Yesterday, it started to feel as if I was at an AA meeting. We had several new people show up at our monthly writers' group meeting and we were going around the circle introducing ourselves.
So when Ion before me, commented on the similarity to an AA meeting, I seized the moment to have a bit of fun with my introduction...
'My name is Diane and I'm a writerholic. Luckily, this group does not expect me to give up my addiction and there is no 12-step program to cure me.'
I've been thinking about the whole writing addiction a bit more and have some thoughts about why writing is better than booze (or nicotine or dope for that matter).
Writing is cheap. At the bare minimum, all you need is a pen and paper. Although a computer can be pretty good, but after the initial outlay of costs, the process costs nothing but time and imagination. The same cannot be said for alcohol or cigarettes. (Or photography, painting, sailing, flying or any other number of expensive hobbies.)
Writing is cathartic. You can write out your problems, remove the screaming banshees from your head and sort them out on paper. Sometimes it can even provide a solution, not a hangover.
Writing can be escapist. If reality is getting you down, you can slip into another world of your own creation. Hang out with characters who may be more fun than the real world, even control what happens. And if you don't like the direction the characters take the story, you can rewrite. Better than escaping through alcohol or drugs. Writing can be its own altered state of consciousness.
Writing exercises the grey matter. That's right! You're not killing brain cells, you're feeding them, stimulating them, exercising them, making them jump with joy. If you stimulate them enough, they will even work when you're asleep, discussing the ideas between them in a minature unconscious brainstorming which can unleash a torrent of words when you next boot up the computer or pick up a pen.
Writing can produce a natural high. When you're truly in the zone, and the story is zipping along almost by itself, it can feel fantastic.

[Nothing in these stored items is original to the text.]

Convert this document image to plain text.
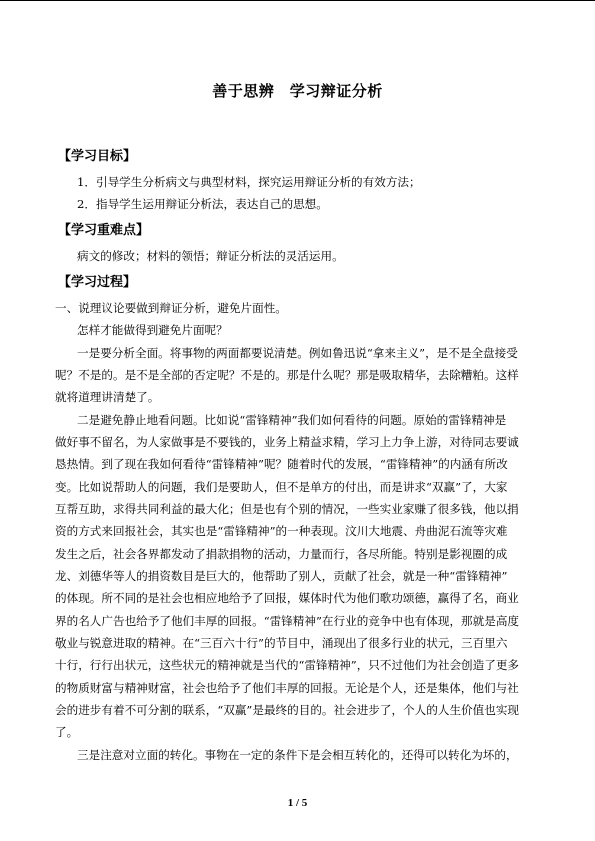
善于思辨　学习辩证分析
【学习目标】
1．引导学生分析病文与典型材料，探究运用辩证分析的有效方法；
2．指导学生运用辩证分析法，表达自己的思想。
【学习重难点】
病文的修改；材料的领悟；辩证分析法的灵活运用。
【学习过程】
一、说理议论要做到辩证分析，避免片面性。
怎样才能做得到避免片面呢？
一是要分析全面。将事物的两面都要说清楚。例如鲁迅说“拿来主义”，是不是全盘接受
呢？不是的。是不是全部的否定呢？不是的。那是什么呢？那是吸取精华，去除糟粕。这样
就将道理讲清楚了。
二是避免静止地看问题。比如说“雷锋精神”我们如何看待的问题。原始的雷锋精神是
做好事不留名，为人家做事是不要钱的，业务上精益求精，学习上力争上游，对待同志要诚
恳热情。到了现在我如何看待“雷锋精神”呢？随着时代的发展，“雷锋精神”的内涵有所改
变。比如说帮助人的问题，我们是要助人，但不是单方的付出，而是讲求“双赢”了，大家
互帮互助，求得共同利益的最大化；但是也有个别的情况，一些实业家赚了很多钱，他以捐
资的方式来回报社会，其实也是“雷锋精神”的一种表现。汶川大地震、舟曲泥石流等灾难
发生之后，社会各界都发动了捐款捐物的活动，力量而行，各尽所能。特别是影视圈的成
龙、刘德华等人的捐资数目是巨大的，他帮助了别人，贡献了社会，就是一种“雷锋精神”
的体现。所不同的是社会也相应地给予了回报，媒体时代为他们歌功颂德，赢得了名，商业
界的名人广告也给予了他们丰厚的回报。“雷锋精神”在行业的竞争中也有体现，那就是高度
敬业与锐意进取的精神。在“三百六十行”的节目中，涌现出了很多行业的状元，三百里六
十行，行行出状元，这些状元的精神就是当代的“雷锋精神”，只不过他们为社会创造了更多
的物质财富与精神财富，社会也给予了他们丰厚的回报。无论是个人，还是集体，他们与社
会的进步有着不可分割的联系，“双赢”是最终的目的。社会进步了，个人的人生价值也实现
了。
三是注意对立面的转化。事物在一定的条件下是会相互转化的，还得可以转化为坏的，
1 / 5
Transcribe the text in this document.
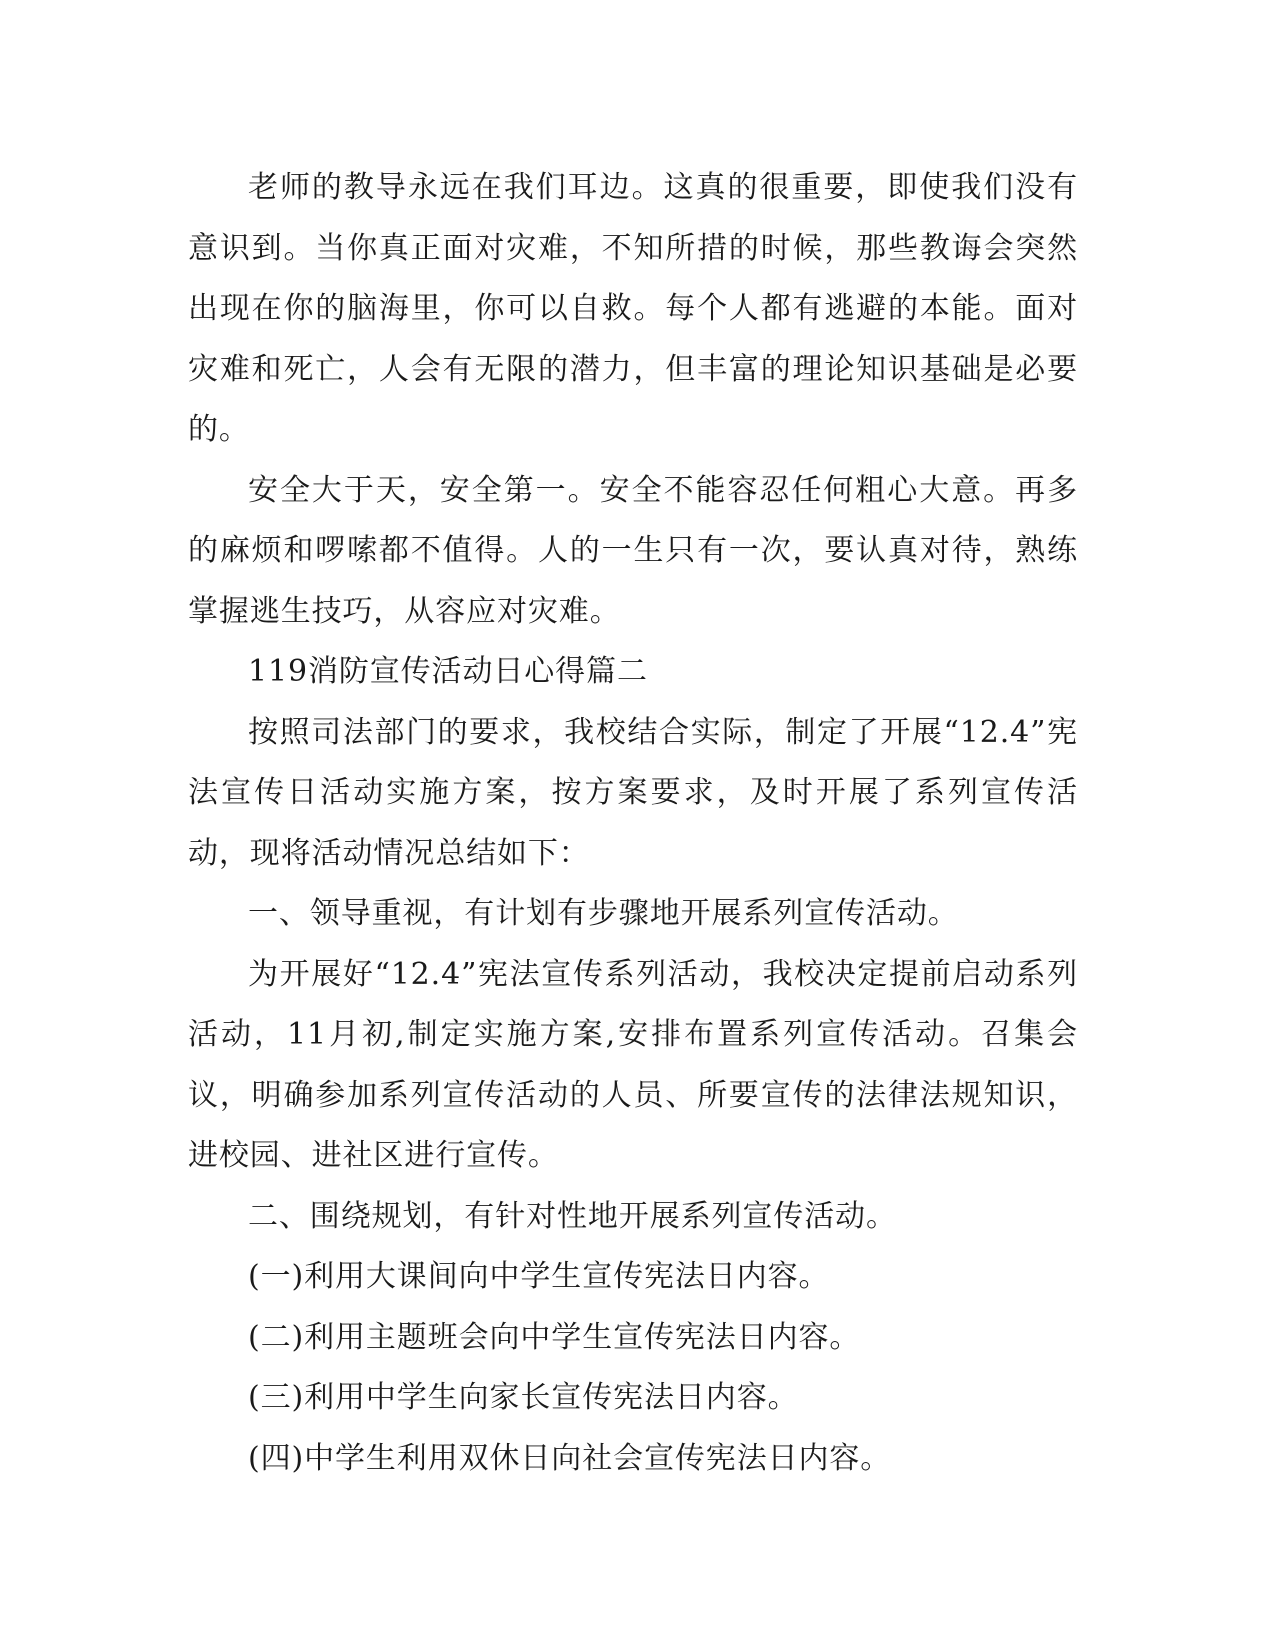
老师的教导永远在我们耳边。这真的很重要，即使我们没有意识到。当你真正面对灾难，不知所措的时候，那些教诲会突然出现在你的脑海里，你可以自救。每个人都有逃避的本能。面对灾难和死亡，人会有无限的潜力，但丰富的理论知识基础是必要的。

安全大于天，安全第一。安全不能容忍任何粗心大意。再多的麻烦和啰嗦都不值得。人的一生只有一次，要认真对待，熟练掌握逃生技巧，从容应对灾难。

119消防宣传活动日心得篇二

按照司法部门的要求，我校结合实际，制定了开展“12.4”宪法宣传日活动实施方案，按方案要求，及时开展了系列宣传活动，现将活动情况总结如下：

一、领导重视，有计划有步骤地开展系列宣传活动。

为开展好“12.4”宪法宣传系列活动，我校决定提前启动系列活动，11月初,制定实施方案,安排布置系列宣传活动。召集会议，明确参加系列宣传活动的人员、所要宣传的法律法规知识，进校园、进社区进行宣传。

二、围绕规划，有针对性地开展系列宣传活动。

(一)利用大课间向中学生宣传宪法日内容。

(二)利用主题班会向中学生宣传宪法日内容。

(三)利用中学生向家长宣传宪法日内容。

(四)中学生利用双休日向社会宣传宪法日内容。
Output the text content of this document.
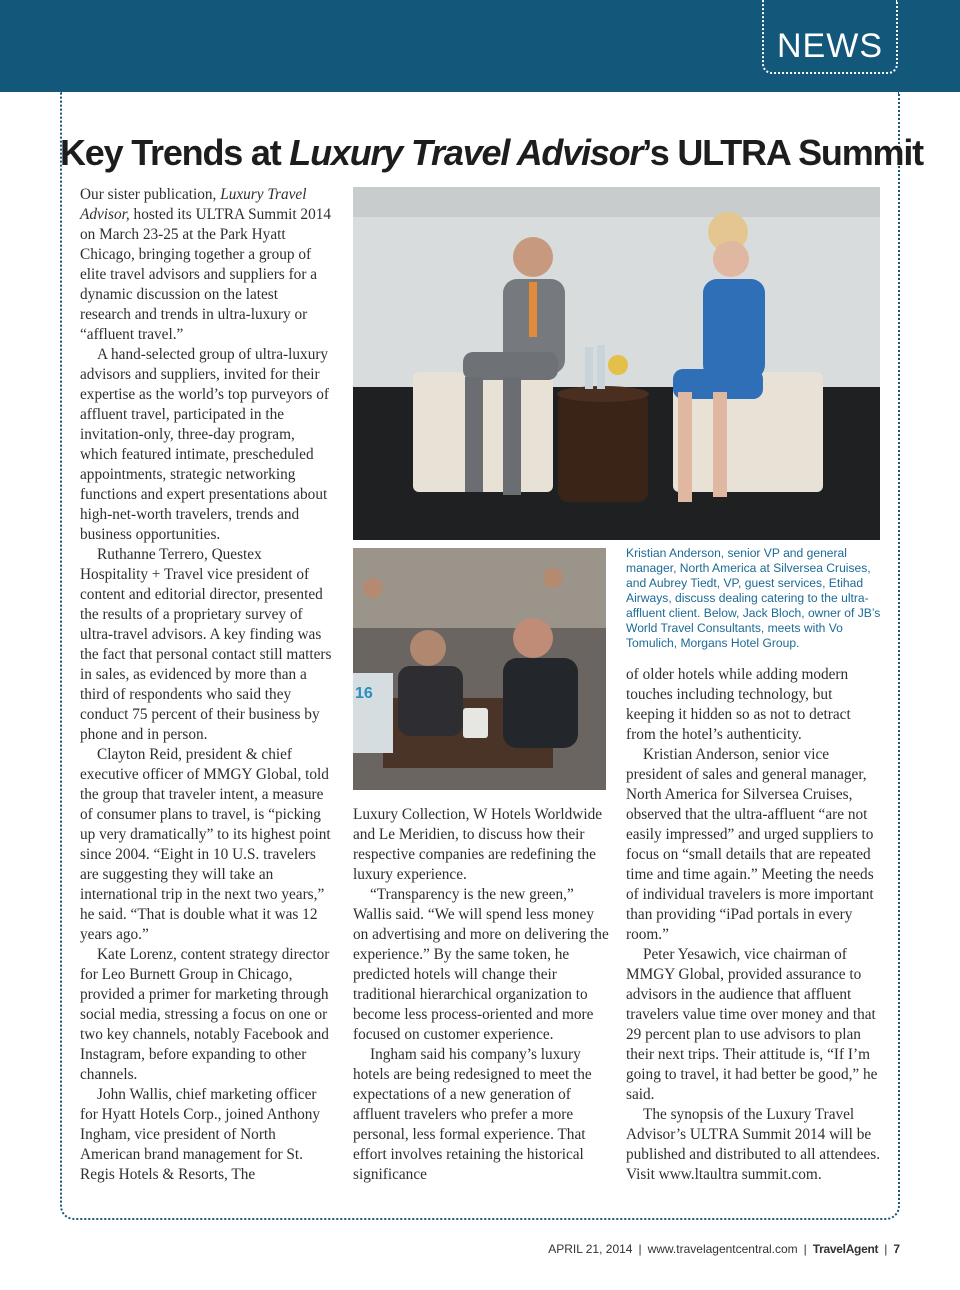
NEWS
Key Trends at Luxury Travel Advisor’s ULTRA Summit

Our sister publication, Luxury Travel Advisor, hosted its ULTRA Summit 2014 on March 23-25 at the Park Hyatt Chicago, bringing together a group of elite travel advisors and suppliers for a dynamic discussion on the latest research and trends in ultra-luxury or “affluent travel.”

A hand-selected group of ultra-luxury advisors and suppliers, invited for their expertise as the world’s top purveyors of affluent travel, participated in the invitation-only, three-day program, which featured intimate, prescheduled appointments, strategic networking functions and expert presentations about high-net-worth travelers, trends and business opportunities.

Ruthanne Terrero, Questex Hospitality + Travel vice president of content and editorial director, presented the results of a proprietary survey of ultra-travel advisors. A key finding was the fact that personal contact still matters in sales, as evidenced by more than a third of respondents who said they conduct 75 percent of their business by phone and in person.

Clayton Reid, president & chief executive officer of MMGY Global, told the group that traveler intent, a measure of consumer plans to travel, is “picking up very dramatically” to its highest point since 2004. “Eight in 10 U.S. travelers are suggesting they will take an international trip in the next two years,” he said. “That is double what it was 12 years ago.”

Kate Lorenz, content strategy director for Leo Burnett Group in Chicago, provided a primer for marketing through social media, stressing a focus on one or two key channels, notably Facebook and Instagram, before expanding to other channels.

John Wallis, chief marketing officer for Hyatt Hotels Corp., joined Anthony Ingham, vice president of North American brand management for St. Regis Hotels & Resorts, The

16
Kristian Anderson, senior VP and general manager, North America at Silversea Cruises, and Aubrey Tiedt, VP, guest services, Etihad Airways, discuss dealing catering to the ultra-affluent client. Below, Jack Bloch, owner of JB’s World Travel Consultants, meets with Vo Tomulich, Morgans Hotel Group.

Luxury Collection, W Hotels Worldwide and Le Meridien, to discuss how their respective companies are redefining the luxury experience.

“Transparency is the new green,” Wallis said. “We will spend less money on advertising and more on delivering the experience.” By the same token, he predicted hotels will change their traditional hierarchical organization to become less process-oriented and more focused on customer experience.

Ingham said his company’s luxury hotels are being redesigned to meet the expectations of a new generation of affluent travelers who prefer a more personal, less formal experience. That effort involves retaining the historical significance

of older hotels while adding modern touches including technology, but keeping it hidden so as not to detract from the hotel’s authenticity.

Kristian Anderson, senior vice president of sales and general manager, North America for Silversea Cruises, observed that the ultra-affluent “are not easily impressed” and urged suppliers to focus on “small details that are repeated time and time again.” Meeting the needs of individual travelers is more important than providing “iPad portals in every room.”

Peter Yesawich, vice chairman of MMGY Global, provided assurance to advisors in the audience that affluent travelers value time over money and that 29 percent plan to use advisors to plan their next trips. Their attitude is, “If I’m going to travel, it had better be good,” he said.

The synopsis of the Luxury Travel Advisor’s ULTRA Summit 2014 will be published and distributed to all attendees. Visit www.ltaultra summit.com.

APRIL 21, 2014 | www.travelagentcentral.com | TravelAgent | 7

When you hear an audience laughing at your dialogue in a play that you have penned, it is euphoric. When you capture the perfect phrase or turn of words, you are exhilirated. When you read back your writing months later, you can wonder how you wrote it and where the inspiration came from. And there is no after-effect, no hangover -- unless you've sacrificed sleep and stayed up all night to write.
Writing is expressive. You can say things that you might not say in real life. Role play through characters who are stronger than yourself, or more assertive. You can play with all the 'what-if's?' and create many 'sliding door' moments. And you won't be phoned the day after a drunken binge to have your indiscretions relate back to you.
There are a few drawbacks. BICHOK'ing (Bum in chair, hands on keyboard) for days on end can cause the backside to widen, the hands to cramp and the eyes to lose focus. You must remember to leave the computer every hour, to stretch the legs, to flex the hands, and to gaze off into the distance and re-focus to save your eyesight. Still, it's a small price to pay because your imagination is grateful for the playtime.
So if I had a choice of a night on the booze or the dope, or a night on the computer exercising my imagination, I know which one I would choose!